Turn your head a little and you will see a nice mosaic of grey and orange with the roofs of the houses from which the church steeples rise up, Saint-Rémy in the foreground, Saint-Jacques in the background. In the distance, you can spot the cross-Channel port and maybe a ferry leaving for the English coast.
A view that makes you want to stop there for a few minutes to contemplate it and enjoy this moment when time seems to stand still.
A unique collection
Then, cross the drawbridge that spans the moat and leads you to the castle. You will now be immersed in a completely different atmosphere: a medieval one this time. The castle, made of flint, sandstone and red and white bricks is imposing, harmonious and simply magnificent. It stands proudly in front of you and welcomes you to a fascinating visit. Inside, it holds an exceptional collection of ivory carvings, one of the largest in France, which makes the place renowned. You will also be able to admire nautical charts, navigational instruments, cutlasses, trunks, sailing ship models… a whole series of interesting and moving objects testifying to the maritime dimension and history of the town, from the 16th century, its heyday, to the 20th century.
A major sea power
The 16th century, Francis I's reign, saw the heyday of the town's sea power.
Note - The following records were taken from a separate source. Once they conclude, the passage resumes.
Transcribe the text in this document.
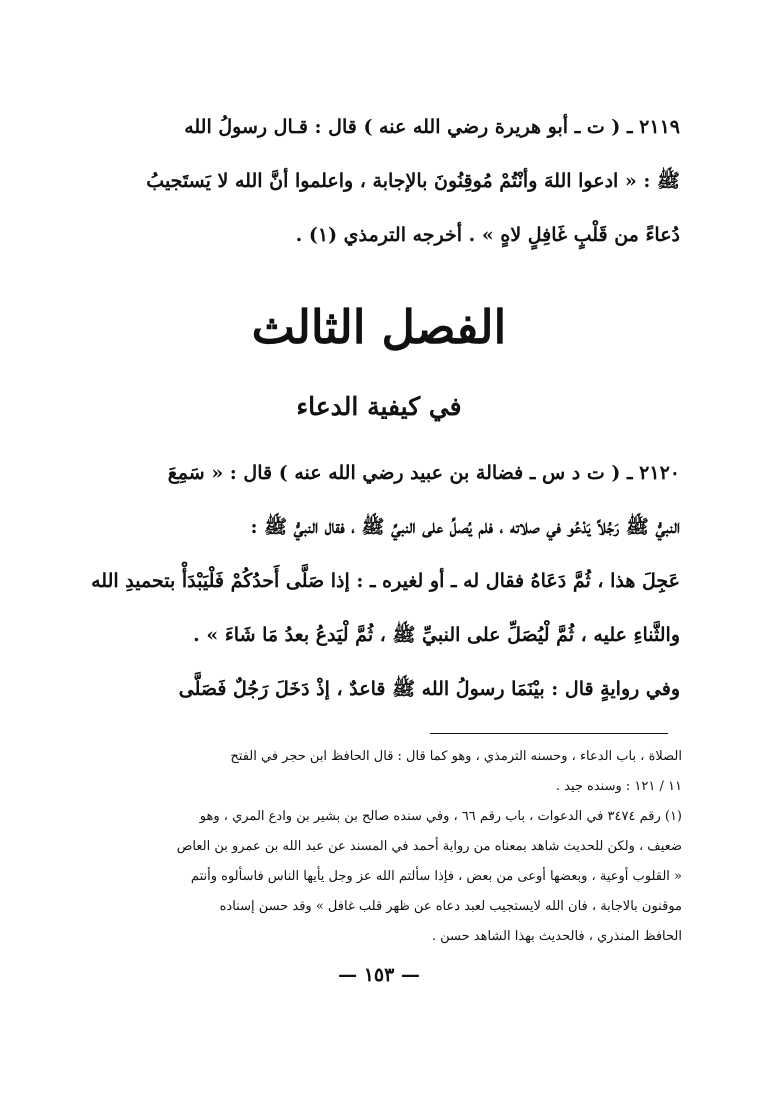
٢١١٩ ـ ( ت ـ أبو هريرة رضي الله عنه ) قال : قـال رسولُ الله
ﷺ : « ادعوا اللهَ وأنْتُمْ مُوقِنُونَ بالإجابة ، واعلموا أنَّ الله لا يَستَجيبُ
دُعاءً من قَلْبٍ غَافِلٍ لاهٍ » . أخرجه الترمذي (١) .
الفصل الثالث
في كيفية الدعاء
٢١٢٠ ـ ( ت د س ـ فضالة بن عبيد رضي الله عنه ) قال : « سَمِعَ
النبيُّ ﷺ رَجُلاً يَدْعُو في صلاته ، فلم يُصلِّ على النبيِّ ﷺ ، فقال النبيُّ ﷺ :
عَجِلَ هذا ، ثُمَّ دَعَاهُ فقال له ـ أو لغيره ـ : إذا صَلَّى أَحدُكُمْ فَلْيَبْدَأْ بتحميدِ الله
والثَّناءِ عليه ، ثُمَّ لْيُصَلِّ على النبيِّ ﷺ ، ثُمَّ لْيَدعُ بعدُ مَا شَاءَ » .
وفي روايةٍ قال : بيْنَمَا رسولُ الله ﷺ قاعدٌ ، إذْ دَخَلَ رَجُلٌ فَصَلَّى
الصلاة ، باب الدعاء ، وحسنه الترمذي ، وهو كما قال : قال الحافظ ابن حجر في الفتح
١١ / ١٢١ : وسنده جيد .
(١) رقم ٣٤٧٤ في الدعوات ، باب رقم ٦٦ ، وفي سنده صالح بن بشير بن وادع المري ، وهو
ضعيف ، ولكن للحديث شاهد بمعناه من رواية أحمد في المسند عن عبد الله بن عمرو بن العاص
« القلوب أوعية ، وبعضها أوعى من بعض ، فإذا سألتم الله عز وجل يأيها الناس فاسألوه وأنتم
موقنون بالاجابة ، فان الله لايستجيب لعبد دعاه عن ظهر قلب غافل » وقد حسن إسناده
الحافظ المنذري ، فالحديث بهذا الشاهد حسن .
— ١٥٣ —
The Dieppe School of Cartography recorded for the King the latest information about known world. The vessels of the shipowner Jehan Ango left from Dieppe to sail around the world, from Sumatra to the coast of Brazil or Canada.
As he had helped King Francis I, the latter came to Dieppe to name him Viscount and appoint him Governor of the town. In Varengeville-sur-Mer, his magnificent manor house testifies to his wealth and to the importance of the town at that time.
The first floor displays French and Dutch Impressionist and Cubist paintings by artists who came to capture the subtle colours of the Norman coastline and especially those of the Alabaster Coast.